Учась хорошо и будучи примерного и тихого поведения, я чувствовал себя в гимназии счастливым и только обижался на некоторых учителей, подсмеивавшихся с сочувствовавшими учениками над моим именем.
Затем учителя, за исключением немногих, по моему теперешнему суждению, относились к делу в общем весьма халатно, или по-чиновничьи, задавая только уроки, или забавляясь анекдотами, или ограничиваясь, как учитель истории, побасенками.
Главным из них был учитель русского языка Владимир Петрович Шереметевский[5], ставший быстро общим любимцем. Это был необыкновенно живой, с выразительными глазами и неизменною кисловато-веселою улыбкою на лице крошечный человечек. Большинство нашего класса стало немедленно обожать его за то, прежде всего, что чувствовало в нем его доброе сердце, но он к тому же был талантлив, любил и понимал русскую литературу.

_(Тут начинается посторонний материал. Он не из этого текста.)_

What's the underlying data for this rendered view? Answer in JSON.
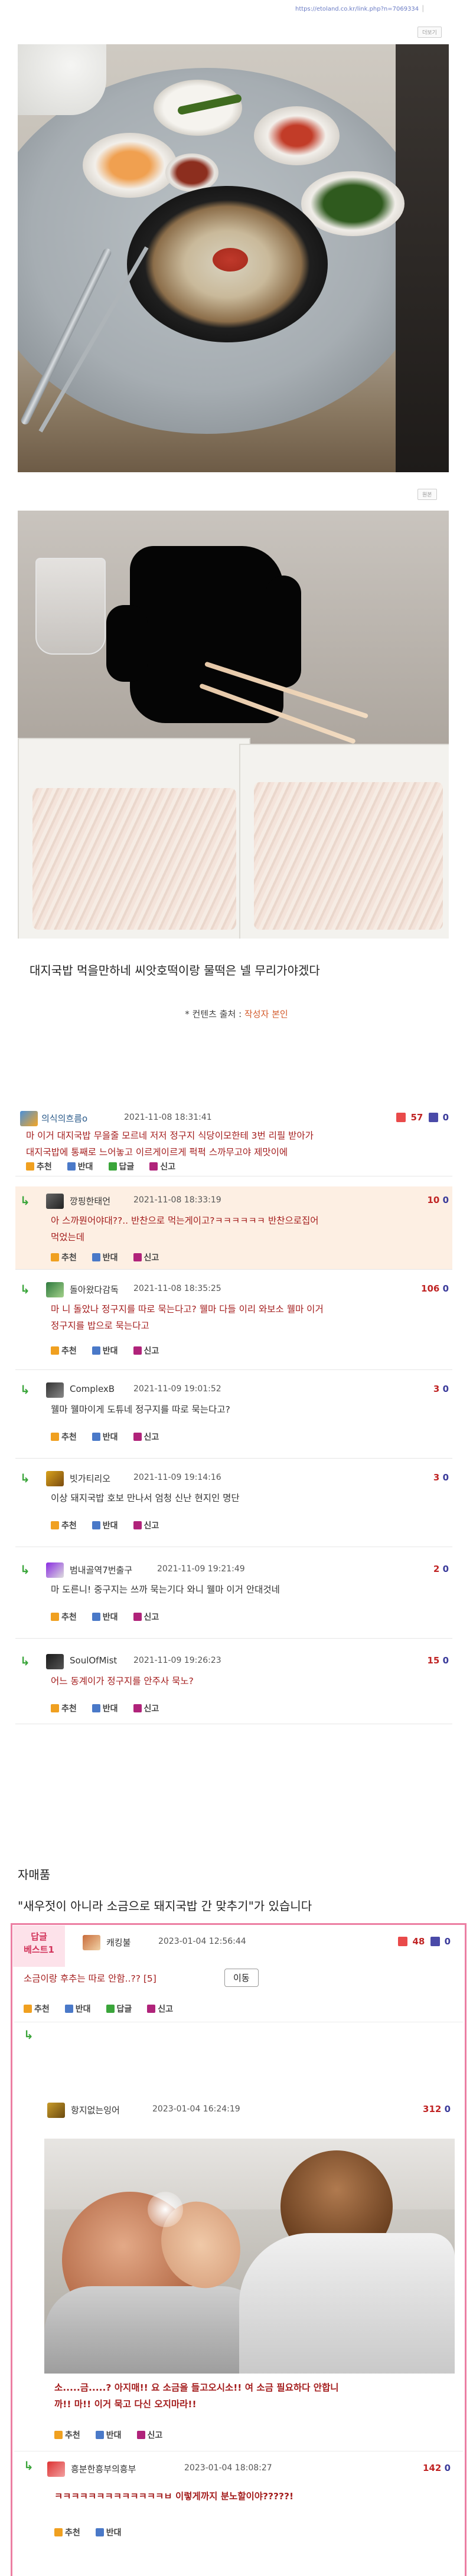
{
  "header": {
    "url": "https://etoland.co.kr/link.php?n=7069334",
    "share_label": "│"
  },
  "photo1": {
    "more_label": "더보기"
  },
  "photo2": {
    "original_label": "원본"
  },
  "post": {
    "caption": "대지국밥 먹을만하네 씨앗호떡이랑 물떡은 넬 무리가야겠다",
    "source_prefix": "* 컨텐츠 출처 : ",
    "source_value": "작성자 본인"
  },
  "actions": {
    "up": "추천",
    "down": "반대",
    "reply": "답글",
    "report": "신고"
  },
  "comments": [
    {
      "nick": "의식의흐름o",
      "date": "2021-11-08 18:31:41",
      "up": "57",
      "down": "0",
      "body1": "마 이거 대지국밥 무을줄 모르네 저저 정구지 식당이모한테 3번 리필 받아가",
      "body2": "대지국밥에 통째로 느어놓고 이르게이르게 퍽퍽 스까무고야 제맛이에"
    },
    {
      "nick": "깡핑한태언",
      "date": "2021-11-08 18:33:19",
      "up": "10",
      "down": "0",
      "body1": "아 스까뭔어야대??.. 반찬으로 먹는게이고?ㅋㅋㅋㅋㅋㅋ 반찬으로집어",
      "body2": "먹었는데"
    },
    {
      "nick": "돌아왔다감독",
      "date": "2021-11-08 18:35:25",
      "up": "106",
      "down": "0",
      "body1": "마 니 돌았나 정구지를 따로 묵는다고? 웰마 다들 이리 와보소 웰마 이거",
      "body2": "정구지를 밥으로 묵는다고"
    },
    {
      "nick": "ComplexB",
      "date": "2021-11-09 19:01:52",
      "up": "3",
      "down": "0",
      "body1": "웰마 웰마이게 도튜네 정구지를 따로 묵는다고?",
      "body2": ""
    },
    {
      "nick": "빗가티리오",
      "date": "2021-11-09 19:14:16",
      "up": "3",
      "down": "0",
      "body1": "이상 돼지국밥 호보 만나서 엄청 신난 현지인 명단",
      "body2": ""
    },
    {
      "nick": "범내골역7번출구",
      "date": "2021-11-09 19:21:49",
      "up": "2",
      "down": "0",
      "body1": "마 도른니! 중구지는 쓰까 묵는기다 와니 웰마 이거 안대것네",
      "body2": ""
    },
    {
      "nick": "SoulOfMist",
      "date": "2021-11-09 19:26:23",
      "up": "15",
      "down": "0",
      "body1": "어느 동계이가 정구지를 안주사 묵노?",
      "body2": ""
    }
  ],
  "self_reply": {
    "title": "자매품",
    "text": "\"새우젓이 아니라 소금으로 돼지국밥 간 맞추기\"가 있습니다"
  },
  "best": {
    "label1": "답글",
    "label2": "베스트1",
    "nick": "캐킹불",
    "date": "2023-01-04 12:56:44",
    "up": "48",
    "down": "0",
    "body": "소금이랑 후추는 따로 안함..?? [5]",
    "move_label": "이동"
  },
  "best_replies": [
    {
      "nick": "항지없는잉어",
      "date": "2023-01-04 16:24:19",
      "up": "312",
      "down": "0",
      "body1": "소.....금.....? 아지매!! 요 소금을 들고오시소!! 여 소금 필요하다 안합니",
      "body2": "까!! 마!! 이거 묵고 다신 오지마라!!"
    },
    {
      "nick": "흥분한흥부의흥부",
      "date": "2023-01-04 18:08:27",
      "up": "142",
      "down": "0",
      "body1": "ㅋㅋㅋㅋㅋㅋㅋㅋㅋㅋㅋㅋㅋㅂ 이렇게까지 분노할이야?????!",
      "body2": ""
    }
  ],
  "colors": {
    "red_text": "#a41d1d",
    "best_border": "#ec7fa3",
    "best_label_bg": "#fde2ea",
    "highlight_bg": "#fdefe3"
  }
}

Был изумительно прост и прям, лишен всяких претензий и чужд исканий и требований. Впрочем, он стал впоследствии московской знаменитостью, как педагог и общественный деятель, — последнее в истинном смысле этого термина.
Не будучи поклонником русской натуры, я доселе считаю, что он не был чисто русский человек, хотя ясно происходил из крепостных графов Шереметевых. Мне искренно было жаль, когда он, уступив мне свое место учителя русского языка в старших классах, стал у нас же в гимназии инспектором и истинно мучился на этом посту, благодаря уже расшатавшейся через пять лет дисциплине. <…>
В силу ли собственных впечатлений или под влиянием разговора старших, особенно дворни, с которою я был в больших ладах, но я живо помню те страхи, мгновенно нараставшие на улице у всех, когда, гремя и оглашая пустынную улицу криками, проносились по Покровке чины полиции или сам полицмейстер и даже граф Закревский[6], генерал-губернатор, а мы, малыши, метались домой через подворотню. Живо помню, как вернувшийся домой отец шепотом сообщал о смерти Николая 1-го и повел нас в приходскую церковь Воскресения, что на Барашах, приносить присягу.
Улица Покровка и доселе немноголюдна и не является такою артериею Москвы, как, например, Мясницкая, а в те времена она всегда была пустынна, и я хорошо помню, что, бывало, зимою, особенно в Великом посту, идя поутру в гимназию, я не встречал ни одной живой души.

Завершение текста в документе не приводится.